Every presidential election is historic in its own way but the Donald Trump victory in November may well rank among the most historic of all: A candidate who largely ran against the establishment of both parties will take office in January. Many long-time policies and practices are certain to be in play, including how to deal with the Federal Reserve.
We usually see the Federal Reserve as an entity which seeks to manage the economy through inflation control. How this happens is not precisely clear, in part because Fed statements on any given subject are sufficiently murky to mean just about anything.
In November, as one example, the Fed said it was not increasing bank rates because it “expects that economic conditions will evolve in a manner that will warrant only gradual increases in the federal funds rate; the federal funds rate is likely to remain, for some time, below levels that are expected to prevail in the longer run. However, the actual path of the federal funds rate will depend on the economic outlook as informed by incoming data.”
Fuzzy language from the Fed is something of a tradition. As former Fed Chairman Alan Greenspan explained, “I guess I should warn you. If I turn out to be particularly clear, you’ve probably misunderstood what I’ve said.”
Congress puts up with the fuzzy nature of the Fed in part because it’s the world’s biggest ATM. Each year it send billions of dollars to the government, money which makes the deficit seem smaller. It sent $96.9 billion in 2014 to the Treasury and $98.7 in 2015. In 2016 the Fed paid out $97.7 billion to the Treasury from earnings plus another $19.3 billion in excess reserve funds. That’s more than $300 billion in just three years.
But, despite the big payments, Congress inherently doesn’t like or trust the Fed. Over time several versions of legislation to publicly audit the Fed have been introduced on Capitol Hill. The latest edition – H.R. 24 – has more than 200 bipartisan sponsors in the House.
The Fed, for its part, is vehemently opposed to such oversight. Governor Jerome H. Powell is against the legislation because he says such proposals threaten the Fed’s independence and represent “undue political pressure and place new limits on the Fed’s ability to respond to future crises.”
The problem with the Powell argument is that despite the Fed’s independence the country had its biggest financial crisis since the Great Depression in 2008. Moreover, only now – eight years later – are there signs of widespread recovery.
A second argument against congressional action comes from Fed Governor Richard Fisher who complains that the Fed is already “audited out the wazoo.”
But, actually, the Fed is not audited out the wazoo or much else.
First, the Fed does not abide by standard accounting rules. Instead, it makes up its own. As it explains on page 350 of its 2015 annual report, its “Board of Governors has developed specialized accounting principles and practices that it considers to be appropriate for the nature and function of a central bank.”

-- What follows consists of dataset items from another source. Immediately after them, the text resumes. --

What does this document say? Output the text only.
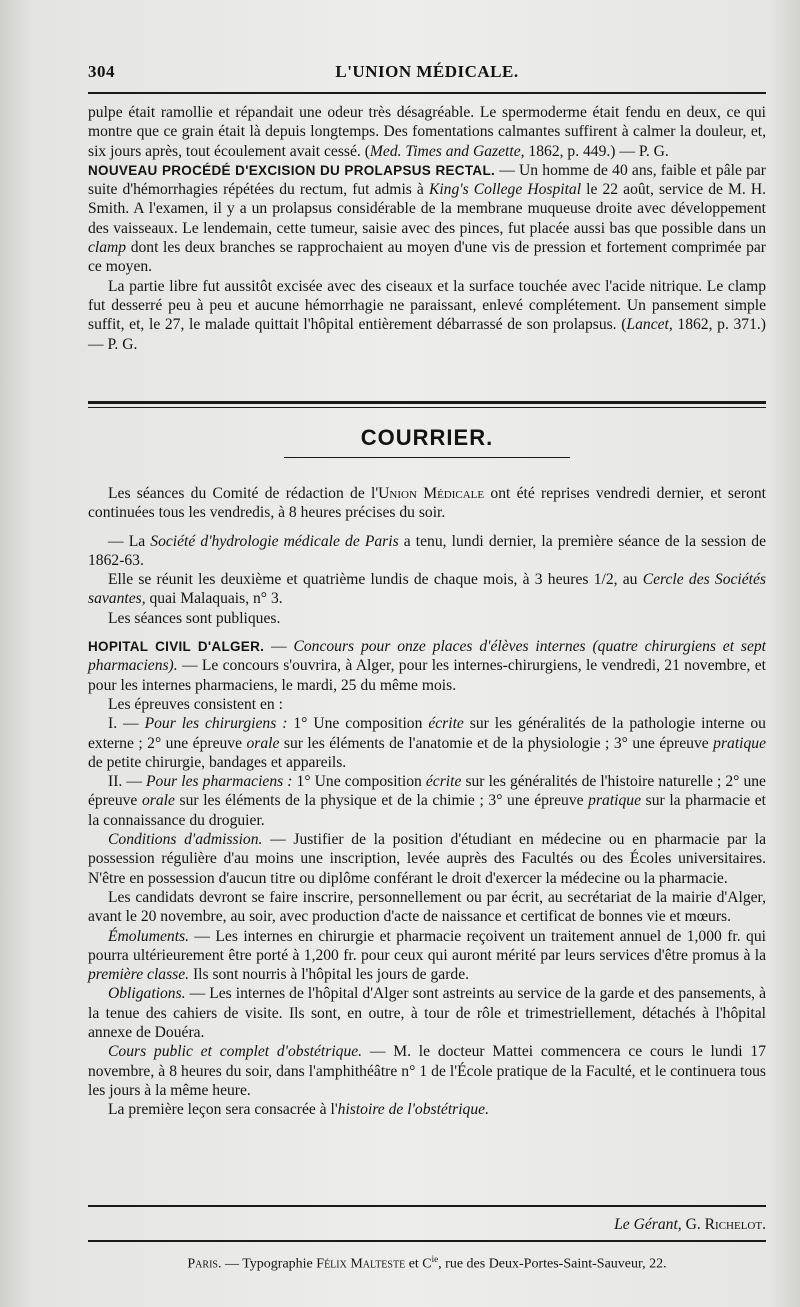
304	L'UNION MÉDICALE.

pulpe était ramollie et répandait une odeur très désagréable. Le spermoderme était fendu en deux, ce qui montre que ce grain était là depuis longtemps. Des fomentations calmantes suffirent à calmer la douleur, et, six jours après, tout écoulement avait cessé. (Med. Times and Gazette, 1862, p. 449.) — P. G.

NOUVEAU PROCÉDÉ D'EXCISION DU PROLAPSUS RECTAL. — Un homme de 40 ans, faible et pâle par suite d'hémorrhagies répétées du rectum, fut admis à King's College Hospital le 22 août, service de M. H. Smith. A l'examen, il y a un prolapsus considérable de la membrane muqueuse droite avec développement des vaisseaux. Le lendemain, cette tumeur, saisie avec des pinces, fut placée aussi bas que possible dans un clamp dont les deux branches se rapprochaient au moyen d'une vis de pression et fortement comprimée par ce moyen.

La partie libre fut aussitôt excisée avec des ciseaux et la surface touchée avec l'acide nitrique. Le clamp fut desserré peu à peu et aucune hémorrhagie ne paraissant, enlevé complétement. Un pansement simple suffit, et, le 27, le malade quittait l'hôpital entièrement débarrassé de son prolapsus. (Lancet, 1862, p. 371.) — P. G.

COURRIER.

Les séances du Comité de rédaction de l'Union Médicale ont été reprises vendredi dernier, et seront continuées tous les vendredis, à 8 heures précises du soir.

— La Société d'hydrologie médicale de Paris a tenu, lundi dernier, la première séance de la session de 1862-63.

Elle se réunit les deuxième et quatrième lundis de chaque mois, à 3 heures 1/2, au Cercle des Sociétés savantes, quai Malaquais, n° 3.

Les séances sont publiques.

HOPITAL CIVIL D'ALGER. — Concours pour onze places d'élèves internes (quatre chirurgiens et sept pharmaciens). — Le concours s'ouvrira, à Alger, pour les internes-chirurgiens, le vendredi, 21 novembre, et pour les internes pharmaciens, le mardi, 25 du même mois.

Les épreuves consistent en :

I. — Pour les chirurgiens : 1° Une composition écrite sur les généralités de la pathologie interne ou externe ; 2° une épreuve orale sur les éléments de l'anatomie et de la physiologie ; 3° une épreuve pratique de petite chirurgie, bandages et appareils.

II. — Pour les pharmaciens : 1° Une composition écrite sur les généralités de l'histoire naturelle ; 2° une épreuve orale sur les éléments de la physique et de la chimie ; 3° une épreuve pratique sur la pharmacie et la connaissance du droguier.

Conditions d'admission. — Justifier de la position d'étudiant en médecine ou en pharmacie par la possession régulière d'au moins une inscription, levée auprès des Facultés ou des Écoles universitaires. N'être en possession d'aucun titre ou diplôme conférant le droit d'exercer la médecine ou la pharmacie.

Les candidats devront se faire inscrire, personnellement ou par écrit, au secrétariat de la mairie d'Alger, avant le 20 novembre, au soir, avec production d'acte de naissance et certificat de bonnes vie et mœurs.

Émoluments. — Les internes en chirurgie et pharmacie reçoivent un traitement annuel de 1,000 fr. qui pourra ultérieurement être porté à 1,200 fr. pour ceux qui auront mérité par leurs services d'être promus à la première classe. Ils sont nourris à l'hôpital les jours de garde.

Obligations. — Les internes de l'hôpital d'Alger sont astreints au service de la garde et des pansements, à la tenue des cahiers de visite. Ils sont, en outre, à tour de rôle et trimestriellement, détachés à l'hôpital annexe de Douéra.

Cours public et complet d'obstétrique. — M. le docteur Mattei commencera ce cours le lundi 17 novembre, à 8 heures du soir, dans l'amphithéâtre n° 1 de l'École pratique de la Faculté, et le continuera tous les jours à la même heure.

La première leçon sera consacrée à l'histoire de l'obstétrique.

Le Gérant, G. Richelot.
Paris. — Typographie Félix Malteste et $C^{ie}$, rue des Deux-Portes-Saint-Sauveur, 22.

Second, federal law says the Fed can be audited by the Comptroller General. However, the same law also says auditors cannot ask about “deliberations, decisions, or actions on monetary policy matters, including discount window operations, reserves of member banks, securities credit, interest on deposits, and open market operations.” Also off limits are any questions regarding “transactions for or with a foreign central bank, government of a foreign country, or non-private international financing organization.”

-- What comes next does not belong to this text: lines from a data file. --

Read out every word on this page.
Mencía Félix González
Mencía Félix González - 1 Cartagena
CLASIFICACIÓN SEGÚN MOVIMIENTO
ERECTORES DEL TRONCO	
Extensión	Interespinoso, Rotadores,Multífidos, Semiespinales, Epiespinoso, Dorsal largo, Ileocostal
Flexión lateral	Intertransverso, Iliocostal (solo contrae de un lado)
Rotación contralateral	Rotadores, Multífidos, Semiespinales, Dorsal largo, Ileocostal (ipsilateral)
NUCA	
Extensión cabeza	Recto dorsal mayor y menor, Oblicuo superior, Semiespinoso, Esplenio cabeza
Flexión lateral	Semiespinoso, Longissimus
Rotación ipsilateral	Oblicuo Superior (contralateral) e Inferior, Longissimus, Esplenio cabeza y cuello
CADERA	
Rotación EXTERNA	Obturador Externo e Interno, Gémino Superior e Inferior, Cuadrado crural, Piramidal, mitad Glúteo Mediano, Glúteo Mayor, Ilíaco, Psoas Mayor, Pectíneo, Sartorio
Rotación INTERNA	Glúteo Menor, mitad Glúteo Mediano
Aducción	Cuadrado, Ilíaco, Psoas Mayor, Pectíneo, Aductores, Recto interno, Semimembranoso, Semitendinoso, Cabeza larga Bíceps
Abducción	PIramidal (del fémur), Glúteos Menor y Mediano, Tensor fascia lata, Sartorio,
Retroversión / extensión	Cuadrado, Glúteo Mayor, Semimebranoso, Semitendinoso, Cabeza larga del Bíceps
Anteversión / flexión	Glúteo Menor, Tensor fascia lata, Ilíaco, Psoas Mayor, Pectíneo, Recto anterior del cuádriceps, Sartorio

“I think the Fed is being totally controlled,” Trump said during the election campaign, apparently not agreeing with Powell. “They’re not raising rates. And they’re being controlled politically.”
“As president, Donald Trump will be able to impact the Federal Reserve by simply using the levers of change now in place,” said Rick Sharga, executive vice president at Ten-X.com, the online real estate marketplace. “In 2017 he can fill two vacant seats on the Board of Governors and in 2018 he can replace the current chair and vice chair – Janet Yellen and Stanley Fischer, respectively.”
Running for office and being in office are two different things. Perspectives change. It will be interesting to see if Trump will really be an advocate for higher interest rates once in office, higher rates that would raise costs for the government’s massive debt and coincidentally increase expenses for real estate developers. At this point it’s too early to tell if Trump was being particularly clear, or if we’ve misunderstood what he said.